Are We Asking Too Much?

There has been a huge amount of conversation regarding Twitter and its’ recent outages and performance issues. This is understandable considering how many people have become addicted to it. However, this post is not about Twitter’s problems, it is about asking for too much. Two posts from ReadWriteWeb caught my eye in the past day. First, Corvida writes about the Keys to a Killer Web Service. These keys are search, aggregation and conversation. This makes a lot of sense as these are the main points of many “web 2.0” services. The second post was written by Sarah Perez and allows you to Take a Class in Social Media. She goes on to list 8 lessons that you need to learn to get started in social media. The two posts separately were interesting enough, but given that they were published within a day of each other on the same website and they take completely different angles to the same story.

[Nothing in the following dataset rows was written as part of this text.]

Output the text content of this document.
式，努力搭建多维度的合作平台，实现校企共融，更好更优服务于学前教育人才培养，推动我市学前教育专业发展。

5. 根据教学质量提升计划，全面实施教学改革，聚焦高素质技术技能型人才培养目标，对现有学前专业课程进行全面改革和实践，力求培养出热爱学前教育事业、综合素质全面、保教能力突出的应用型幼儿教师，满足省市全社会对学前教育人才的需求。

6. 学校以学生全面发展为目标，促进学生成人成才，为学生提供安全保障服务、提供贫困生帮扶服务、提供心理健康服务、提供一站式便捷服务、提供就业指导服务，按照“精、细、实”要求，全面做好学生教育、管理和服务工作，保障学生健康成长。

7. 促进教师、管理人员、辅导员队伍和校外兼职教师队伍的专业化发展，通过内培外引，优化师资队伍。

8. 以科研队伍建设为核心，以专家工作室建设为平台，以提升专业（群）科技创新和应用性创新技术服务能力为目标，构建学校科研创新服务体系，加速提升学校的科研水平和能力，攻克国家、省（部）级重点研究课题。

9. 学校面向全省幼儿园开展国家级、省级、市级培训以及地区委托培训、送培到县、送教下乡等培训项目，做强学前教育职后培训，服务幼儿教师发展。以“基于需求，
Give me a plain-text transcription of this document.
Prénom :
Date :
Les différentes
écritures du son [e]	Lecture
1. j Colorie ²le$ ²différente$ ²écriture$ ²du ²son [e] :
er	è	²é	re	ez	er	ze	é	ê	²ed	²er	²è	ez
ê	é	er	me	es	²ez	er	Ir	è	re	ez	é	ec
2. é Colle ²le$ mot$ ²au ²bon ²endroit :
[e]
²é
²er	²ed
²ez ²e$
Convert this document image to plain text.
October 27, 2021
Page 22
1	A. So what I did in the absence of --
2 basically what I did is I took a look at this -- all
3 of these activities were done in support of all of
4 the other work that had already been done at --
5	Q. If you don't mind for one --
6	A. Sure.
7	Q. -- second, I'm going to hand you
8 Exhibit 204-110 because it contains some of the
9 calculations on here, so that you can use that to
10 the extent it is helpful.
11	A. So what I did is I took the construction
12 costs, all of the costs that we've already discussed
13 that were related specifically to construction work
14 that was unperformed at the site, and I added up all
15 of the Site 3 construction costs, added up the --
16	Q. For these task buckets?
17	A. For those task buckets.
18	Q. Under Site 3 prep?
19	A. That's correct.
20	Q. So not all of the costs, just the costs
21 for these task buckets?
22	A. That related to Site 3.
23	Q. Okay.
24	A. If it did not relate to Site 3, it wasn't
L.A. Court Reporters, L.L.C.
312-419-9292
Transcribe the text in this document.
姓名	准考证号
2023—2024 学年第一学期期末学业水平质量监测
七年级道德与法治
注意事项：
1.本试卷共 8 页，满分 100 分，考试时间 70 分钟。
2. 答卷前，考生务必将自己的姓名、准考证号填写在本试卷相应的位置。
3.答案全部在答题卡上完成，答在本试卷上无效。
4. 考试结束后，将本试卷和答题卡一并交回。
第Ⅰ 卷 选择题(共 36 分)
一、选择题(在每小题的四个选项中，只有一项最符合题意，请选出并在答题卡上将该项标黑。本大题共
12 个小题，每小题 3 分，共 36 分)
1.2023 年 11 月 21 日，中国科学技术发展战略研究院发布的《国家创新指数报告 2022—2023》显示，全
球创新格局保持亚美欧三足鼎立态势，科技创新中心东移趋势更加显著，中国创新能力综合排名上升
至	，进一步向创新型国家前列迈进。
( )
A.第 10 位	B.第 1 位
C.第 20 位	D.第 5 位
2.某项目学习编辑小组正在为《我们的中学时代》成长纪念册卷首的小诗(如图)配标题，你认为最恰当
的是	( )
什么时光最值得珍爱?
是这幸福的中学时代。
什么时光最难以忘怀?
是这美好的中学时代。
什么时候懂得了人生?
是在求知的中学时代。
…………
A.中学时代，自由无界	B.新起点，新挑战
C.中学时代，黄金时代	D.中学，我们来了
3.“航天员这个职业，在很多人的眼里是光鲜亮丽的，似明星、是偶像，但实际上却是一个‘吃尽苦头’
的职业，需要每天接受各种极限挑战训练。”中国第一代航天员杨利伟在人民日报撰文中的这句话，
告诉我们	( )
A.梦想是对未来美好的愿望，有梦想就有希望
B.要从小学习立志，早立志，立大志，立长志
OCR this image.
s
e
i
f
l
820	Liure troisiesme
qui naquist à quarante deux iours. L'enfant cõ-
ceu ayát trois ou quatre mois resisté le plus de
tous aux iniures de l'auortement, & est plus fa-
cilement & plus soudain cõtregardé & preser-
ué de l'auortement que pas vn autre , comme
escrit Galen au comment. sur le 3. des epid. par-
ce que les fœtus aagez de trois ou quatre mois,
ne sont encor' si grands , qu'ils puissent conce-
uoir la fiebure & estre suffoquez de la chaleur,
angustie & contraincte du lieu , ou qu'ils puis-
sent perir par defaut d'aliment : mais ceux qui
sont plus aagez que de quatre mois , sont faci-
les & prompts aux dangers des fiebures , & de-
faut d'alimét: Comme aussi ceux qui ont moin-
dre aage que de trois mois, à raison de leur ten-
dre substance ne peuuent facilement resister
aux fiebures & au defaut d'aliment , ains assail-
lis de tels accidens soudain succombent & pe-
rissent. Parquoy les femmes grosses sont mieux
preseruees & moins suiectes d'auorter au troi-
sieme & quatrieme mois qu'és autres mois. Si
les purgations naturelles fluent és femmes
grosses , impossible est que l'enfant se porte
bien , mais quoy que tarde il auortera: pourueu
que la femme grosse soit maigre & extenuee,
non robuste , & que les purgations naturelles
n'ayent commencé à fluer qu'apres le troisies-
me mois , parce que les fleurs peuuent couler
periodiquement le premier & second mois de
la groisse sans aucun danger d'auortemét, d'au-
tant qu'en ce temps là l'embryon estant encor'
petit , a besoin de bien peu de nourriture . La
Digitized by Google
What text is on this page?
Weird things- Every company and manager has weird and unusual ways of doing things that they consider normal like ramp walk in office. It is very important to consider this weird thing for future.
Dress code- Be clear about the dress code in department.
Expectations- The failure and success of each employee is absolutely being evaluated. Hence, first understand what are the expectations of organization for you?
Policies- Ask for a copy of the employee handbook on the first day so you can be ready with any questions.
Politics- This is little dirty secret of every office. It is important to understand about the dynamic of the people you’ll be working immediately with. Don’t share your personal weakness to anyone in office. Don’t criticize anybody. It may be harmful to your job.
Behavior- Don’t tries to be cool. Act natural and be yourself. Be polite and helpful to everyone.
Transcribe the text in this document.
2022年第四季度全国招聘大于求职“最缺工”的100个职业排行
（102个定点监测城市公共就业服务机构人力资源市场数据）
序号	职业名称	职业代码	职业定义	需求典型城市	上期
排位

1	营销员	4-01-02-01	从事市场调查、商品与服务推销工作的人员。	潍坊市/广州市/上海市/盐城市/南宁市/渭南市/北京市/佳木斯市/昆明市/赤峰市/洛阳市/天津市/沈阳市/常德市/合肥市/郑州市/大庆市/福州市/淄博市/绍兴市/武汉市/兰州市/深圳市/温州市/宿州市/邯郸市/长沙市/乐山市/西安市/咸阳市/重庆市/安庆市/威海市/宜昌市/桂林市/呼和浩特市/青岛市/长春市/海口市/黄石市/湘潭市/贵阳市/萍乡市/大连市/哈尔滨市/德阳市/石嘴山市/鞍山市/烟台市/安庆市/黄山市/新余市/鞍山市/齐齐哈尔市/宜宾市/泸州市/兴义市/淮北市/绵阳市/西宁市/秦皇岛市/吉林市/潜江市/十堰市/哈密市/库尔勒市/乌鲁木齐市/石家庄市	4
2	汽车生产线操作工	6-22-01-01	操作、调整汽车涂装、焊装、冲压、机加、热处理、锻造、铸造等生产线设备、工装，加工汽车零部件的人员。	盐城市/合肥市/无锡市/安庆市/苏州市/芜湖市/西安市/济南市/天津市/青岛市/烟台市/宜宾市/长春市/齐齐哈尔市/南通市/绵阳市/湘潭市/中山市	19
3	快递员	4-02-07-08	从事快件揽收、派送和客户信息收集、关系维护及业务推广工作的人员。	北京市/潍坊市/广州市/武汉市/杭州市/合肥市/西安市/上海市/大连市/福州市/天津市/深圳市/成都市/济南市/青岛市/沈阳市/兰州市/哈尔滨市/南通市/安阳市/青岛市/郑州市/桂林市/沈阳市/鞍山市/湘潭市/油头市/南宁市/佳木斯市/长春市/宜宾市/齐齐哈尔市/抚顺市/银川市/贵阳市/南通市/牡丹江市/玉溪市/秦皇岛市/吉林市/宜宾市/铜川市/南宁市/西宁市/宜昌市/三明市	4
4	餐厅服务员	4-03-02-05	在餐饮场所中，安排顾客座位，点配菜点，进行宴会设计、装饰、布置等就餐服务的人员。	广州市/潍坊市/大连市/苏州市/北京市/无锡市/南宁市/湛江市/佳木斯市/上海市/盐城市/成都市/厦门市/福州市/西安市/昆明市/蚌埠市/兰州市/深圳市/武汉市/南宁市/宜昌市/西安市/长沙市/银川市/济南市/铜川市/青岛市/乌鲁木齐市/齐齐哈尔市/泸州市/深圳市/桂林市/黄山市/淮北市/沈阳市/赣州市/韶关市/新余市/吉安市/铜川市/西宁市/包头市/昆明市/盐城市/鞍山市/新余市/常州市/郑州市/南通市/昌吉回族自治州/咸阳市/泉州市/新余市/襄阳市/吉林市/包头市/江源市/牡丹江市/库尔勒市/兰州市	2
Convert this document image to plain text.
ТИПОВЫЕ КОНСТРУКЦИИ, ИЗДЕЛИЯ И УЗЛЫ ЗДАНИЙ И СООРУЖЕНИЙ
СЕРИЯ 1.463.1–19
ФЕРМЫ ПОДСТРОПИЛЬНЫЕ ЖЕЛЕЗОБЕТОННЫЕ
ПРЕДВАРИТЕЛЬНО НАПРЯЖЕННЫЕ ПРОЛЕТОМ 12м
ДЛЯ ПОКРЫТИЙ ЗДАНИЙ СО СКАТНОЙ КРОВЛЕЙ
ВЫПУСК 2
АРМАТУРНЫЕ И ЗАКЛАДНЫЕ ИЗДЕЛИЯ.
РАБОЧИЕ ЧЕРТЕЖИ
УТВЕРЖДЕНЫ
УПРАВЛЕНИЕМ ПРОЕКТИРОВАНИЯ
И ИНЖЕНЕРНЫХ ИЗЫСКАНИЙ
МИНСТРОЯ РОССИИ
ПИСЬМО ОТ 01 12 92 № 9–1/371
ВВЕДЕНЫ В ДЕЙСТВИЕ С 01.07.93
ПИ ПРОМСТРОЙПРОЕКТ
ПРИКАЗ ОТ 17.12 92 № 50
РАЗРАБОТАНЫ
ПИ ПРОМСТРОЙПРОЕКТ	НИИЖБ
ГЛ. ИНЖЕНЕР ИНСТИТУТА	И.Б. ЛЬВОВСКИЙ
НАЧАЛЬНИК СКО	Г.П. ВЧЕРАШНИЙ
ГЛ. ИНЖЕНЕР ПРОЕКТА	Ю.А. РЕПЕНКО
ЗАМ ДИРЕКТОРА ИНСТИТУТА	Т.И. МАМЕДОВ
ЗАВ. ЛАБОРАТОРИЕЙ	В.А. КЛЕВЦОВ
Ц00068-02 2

Search, Aggregation and Conversation

In Corvida’s post, she lists three services, Facebook, Twitter and FriendFeed. They are each a killer service in their own domain. However, none of the services really hits all three points. Facebook has some of each feature, but all of its’ features are closed. The search is purely internal to Facebook and does not look at other services. Facebook has aggregation with the news feed, but it is still an infant compared to other services. The conversation on Facebook is also just within the service. I am not including discussions about Facebook as they do not matter to the service.

Twitter really only hits one of these points, conversation. Thankfully, they have a fairly good API so that third parties can develop the search, i.e. Summize, and aggregation, i.e. TwitterFeed. FriendFeed may come the closest, but it still falls short. The aggregation is excellent which should not be surprising given that it is an aggregation service. The search is decent, and the conversation is starting, somewhat due to the performance issues of Twitter.

According to Corvida’s three keys, I really do not think that anything is really a killer service.

8 Lessons

The 8 lessons provided by Sarah are a little more vague than Corvida’s post, but there is a lot of overlap. Personal Branding is one of the hot issues of the day because of aggregation services and microblogging services. Your name and brand are everywhere, so you need to keep your image in top form. Learning what web 2.0 is and how to use it may be a separate lesson, but it also incorporates the remaining lessons, Use YouTube, Blog, Use Social Networks, Master Wikis, Use Twitter, and Podcast. These are several of the services that we currently take for granted.

How do these two posts really relate? Well, the three services highlighted by Corvida play directly into several of these lessons. So, in reality the articles are really the same topic, but take a different angle.

So, What is Your Point?

I am glad you asked. If you look at the list of lessons and the keys to a successful web service, you will realize that the list is daunting. So the killer web service would have the aggregation of FriendFeed, the search of Summize, and the conversation of Twitter all backed by the social network from Facebook. That would easily take several years to develop and people would never use it because it is probably too complicated. How about the lessons? Well, I will ask the question differently. Can you be a productive writer, video producer and radio host while using Facebook to connect with your personal and business networks? Maybe, but don’t forget to Twitter about what you have not written/spoke/recorded about. Thankfully the Wikis are just a documentation medium that you will run into at some point and they are not that hard to use.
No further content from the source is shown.